Nor does the Society achieve this solely by the labors of its priests and brothers. In harmony with direction emerging from the Second Vatican Council (1962-1965) promulgating that ministry is the domain of all the faithful, and not just the ordained, Jesuits have embraced lay involvement. Jesuit leaders, including the late Jesuit Superior General the Most Rev. Peter-Hans Kolvenbach, SJ, who gave an address on Jesuit-lay collaboration during a 2004 visit to Creighton’s Omaha campus, have outlined a partnership of equality in which all are called to holiness and vocation through their various works. This commitment is manifested in the women and men who partner with Jesuits in mission around the world and at all levels of the academy on Creighton’s campuses.

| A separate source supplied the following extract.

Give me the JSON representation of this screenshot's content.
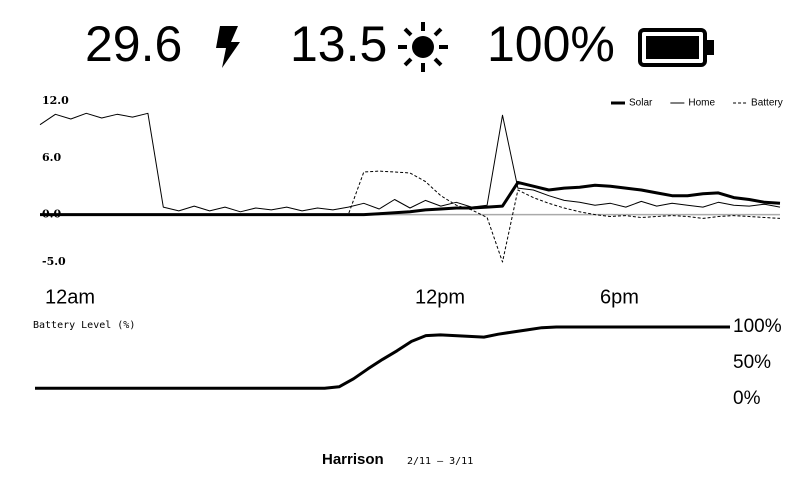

Almost 500 years have passed since the noble Basque warrior-turned-priest received papal authorization to build his order, and 334 years since the Jesuits, in the person of Eusebio Francisco Kino, SJ, first set foot on the territory of what would become Arizona. But there he stands, in 21st century Phoenix, on a thriving, modern campus, his face modeled after the features of St. Ignatius’s death mask, his shoes reflecting those preserved in Rome, his satchel bearing the sunburst and seal of the Society of Jesus, and his cassock showcasing the seal of Creighton University.

Among the traffic, airplanes and sheer busyness of a world St. Ignatius could not have imagined, his work continues, reflected in the Phoenix statue, the newest tribute to his vision and to his order — St. Ignatius contemplating the world.

“This image of Ignatius embraces Creighton’s Jesuit genius,” Fr. Hendrickson says. “It reflects the Society’s ability to reach beyond boundaries, to embrace and understand foreign cultures and customs, and to carry on the legacy of such Jesuit greats as Francis Xavier, Mateo Ricci, and Roberto de Nobili.”